Albany's rooftop U-haul

uhaul building

Hey, how'd that get up there?

By Jessica Pasko

You've seen it from 787, from Rensselaer, from the port of Albany.

Sure, by now it may just be a part of the A-Town landscape, but when you first noticed it you thought, "How the hell did they get that thing up there?" A big moving truck? On top of a seven-story U-Haul storage building in downtown Albany?

Any guesses? I finally broke down and asked.

Turns out, it's not a real truck, and well, I'm a little disappointed about that. It might look like a truck on the outside, but inside, you'll find no motor or any other workings. It's just a shell. A shell that got a little bit of a makeover last year.

Yep, if you thought something was missing in the skyline, you were right. The three-ton, full-size, gutless truck was removed from it's 20-foot metal post on the top of the old Albany Iron building and fitted with a new motor to make it spin. Apparently when the truck was originally installed on the roof about 30 years ago, it was intended to spin but the mechanism that made it go kept burning out when winds were strong. It also got a little bit of cleaning and some new decals.

So it's not a real truck, but at least it's one of a kind, right? Almost. The design is reportedly found on only two other U-Haul rooftops in the country.

Still, for my money, Nipper makes a much cooler local landmark.

Find It

U-haul truck
139 Broadway-- look up.
Albany, NY 12202


Motor or not, it's still impressive. I still kinda wish it was a giant weathervane.

So there really is a truck up there. Never looked... usually too busy trying to avoid the pot holes.

> Turns out, it's not a real truck,

Shocking :)
Turns out, Nipper is not a real stuffed animal either :)

Jessica, I heard a rumor that the boat weathervane on top of the SUNY admin building was big enough to fit a person. I challenge you to find out if that's true...

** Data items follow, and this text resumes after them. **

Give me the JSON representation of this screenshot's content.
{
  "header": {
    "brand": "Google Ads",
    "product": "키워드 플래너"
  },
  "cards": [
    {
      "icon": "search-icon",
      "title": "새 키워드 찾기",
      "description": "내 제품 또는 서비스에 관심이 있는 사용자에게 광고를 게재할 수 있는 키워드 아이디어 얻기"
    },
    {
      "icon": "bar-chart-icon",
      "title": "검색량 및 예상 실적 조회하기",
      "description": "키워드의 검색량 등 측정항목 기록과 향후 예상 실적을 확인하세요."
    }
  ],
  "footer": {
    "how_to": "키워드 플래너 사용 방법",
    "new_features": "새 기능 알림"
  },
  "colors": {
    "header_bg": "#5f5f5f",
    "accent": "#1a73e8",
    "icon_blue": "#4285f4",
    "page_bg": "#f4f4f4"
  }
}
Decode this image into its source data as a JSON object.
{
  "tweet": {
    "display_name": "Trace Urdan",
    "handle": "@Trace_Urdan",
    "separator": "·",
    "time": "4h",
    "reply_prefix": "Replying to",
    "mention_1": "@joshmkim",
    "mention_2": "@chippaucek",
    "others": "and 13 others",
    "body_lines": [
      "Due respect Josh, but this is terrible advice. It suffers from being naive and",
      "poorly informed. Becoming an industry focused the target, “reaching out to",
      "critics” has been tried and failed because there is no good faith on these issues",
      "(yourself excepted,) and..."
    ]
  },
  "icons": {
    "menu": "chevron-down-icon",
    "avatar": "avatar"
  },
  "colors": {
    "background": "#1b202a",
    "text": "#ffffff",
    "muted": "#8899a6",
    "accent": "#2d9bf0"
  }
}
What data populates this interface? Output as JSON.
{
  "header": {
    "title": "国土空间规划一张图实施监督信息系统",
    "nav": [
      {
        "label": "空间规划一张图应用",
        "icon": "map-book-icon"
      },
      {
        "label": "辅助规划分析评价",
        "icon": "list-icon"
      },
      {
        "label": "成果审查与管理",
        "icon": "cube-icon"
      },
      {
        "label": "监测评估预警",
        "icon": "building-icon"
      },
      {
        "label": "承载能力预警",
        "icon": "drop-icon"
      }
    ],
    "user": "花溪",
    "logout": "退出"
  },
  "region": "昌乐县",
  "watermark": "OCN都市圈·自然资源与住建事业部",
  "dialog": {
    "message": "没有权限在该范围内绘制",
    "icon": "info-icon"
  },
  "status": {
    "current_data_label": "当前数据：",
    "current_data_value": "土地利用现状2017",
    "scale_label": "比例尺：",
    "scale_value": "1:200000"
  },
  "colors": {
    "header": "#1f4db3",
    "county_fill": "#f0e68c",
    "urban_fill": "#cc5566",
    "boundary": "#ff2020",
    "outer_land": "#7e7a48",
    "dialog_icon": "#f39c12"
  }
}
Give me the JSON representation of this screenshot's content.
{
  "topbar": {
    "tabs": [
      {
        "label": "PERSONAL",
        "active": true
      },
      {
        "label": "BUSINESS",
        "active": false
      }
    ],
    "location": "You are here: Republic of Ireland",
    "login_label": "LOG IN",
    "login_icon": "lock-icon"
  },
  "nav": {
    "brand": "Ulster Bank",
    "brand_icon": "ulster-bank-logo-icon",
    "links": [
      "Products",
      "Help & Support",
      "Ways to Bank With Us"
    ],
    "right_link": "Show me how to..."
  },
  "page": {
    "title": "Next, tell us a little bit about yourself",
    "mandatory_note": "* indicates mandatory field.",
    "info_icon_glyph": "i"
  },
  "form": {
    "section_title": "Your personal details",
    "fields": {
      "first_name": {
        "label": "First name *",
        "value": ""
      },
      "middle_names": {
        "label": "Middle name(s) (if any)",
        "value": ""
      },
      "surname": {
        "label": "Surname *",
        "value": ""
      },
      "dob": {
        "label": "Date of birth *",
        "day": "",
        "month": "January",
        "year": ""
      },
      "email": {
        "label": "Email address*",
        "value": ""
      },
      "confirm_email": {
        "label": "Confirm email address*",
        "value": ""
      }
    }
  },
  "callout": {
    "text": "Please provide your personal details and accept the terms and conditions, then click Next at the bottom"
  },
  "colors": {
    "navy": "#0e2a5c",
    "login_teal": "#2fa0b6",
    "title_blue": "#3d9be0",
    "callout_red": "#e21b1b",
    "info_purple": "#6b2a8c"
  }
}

Sorry, Jess, but they lied to you. It was me-- I put it up there. I'm just a really bad driver.

@Katherine: The rumor is true. The boat weathervane on top of the SUNY admin building is actually a to scale replica of Henry Hudson's Halfmoon. If taken down, it would be large enough to fit at least 1 person. Now, I don't have any literature to back this up but, I used to work for a tour company in Albany and that was part of the tour (which was very well researched and documented by someone before being put together...just not me).

Thanks, Emma! Do you know how they got it up there? Crane?

When I was a little kid I loved the "houses with stuff on top" (as I called them). The Halfmoon replica atop the D&H Building, U-Haul and Nipper where practically characters from my youth.

The Halfmoon is big enough to fit a person? REALLY?! It doesn't look THAT big...

I'm not really sure how it got up there. I have to assume that it was a crane. Although a friend on mine goes by the theory that it was really small when they put it up there and then it expanded when it rained like one of those bathtub toys. Of course, he also says they put Nipper up there when he was a puppy. I know that at least once a year it gets an inspection which is interesting to see if you can catch it.

I gotta admit, I did feel a little bit exploited when I noticed the truck spinning around. Like it was selling out the city's subtle character. It would be like FAO Schwartz opening a store underneath Nipper & wiring him up to dance to the Jonas Brothers.

It's better than leaving it on their front lawn, like so many of our countrymen.

To be honest, I always felt it was more of an eyesore than a landmark.

From the SUNY website:

"The weathervane located at the top of the center tower of the building was also designed by Reynolds. It is a replica of the Half Moon, the ship that Henry Hudson sailed to the site of Albany in 1609. Local legend has it that the Half Moon landed on the place now occupied by the D & H building, which is why Reynolds chose the ship. According to the Smithsonian Institution, it is the largest working weathervane in the United States. Its dimensions are 6' 9" in length, and 8' 10" high, keel to tip of mast; it weighs approximately 400 pounds. It was manufactured by James Akroyd and Sons of Albany and was installed on January 26, 1915."

I always thought the truck was an artifact from some horrible, horrible elevated cloverleaf accident, left there to remind us all to slow down around that curve ...

actually my father put it up there,I was a little kid at the time and he owned a towing business in Troy and rented UHauls,I can't remember exactly how it was done and to be honest we moved to Az in 81 and I forgot about it but I visited the area in 99 and my cousins took us to a museum there and you could see it out the window and my cousin who is my parent's age said,remember when your father put that up there and I did have a vague recollection.So it was somehow done with a towtruck!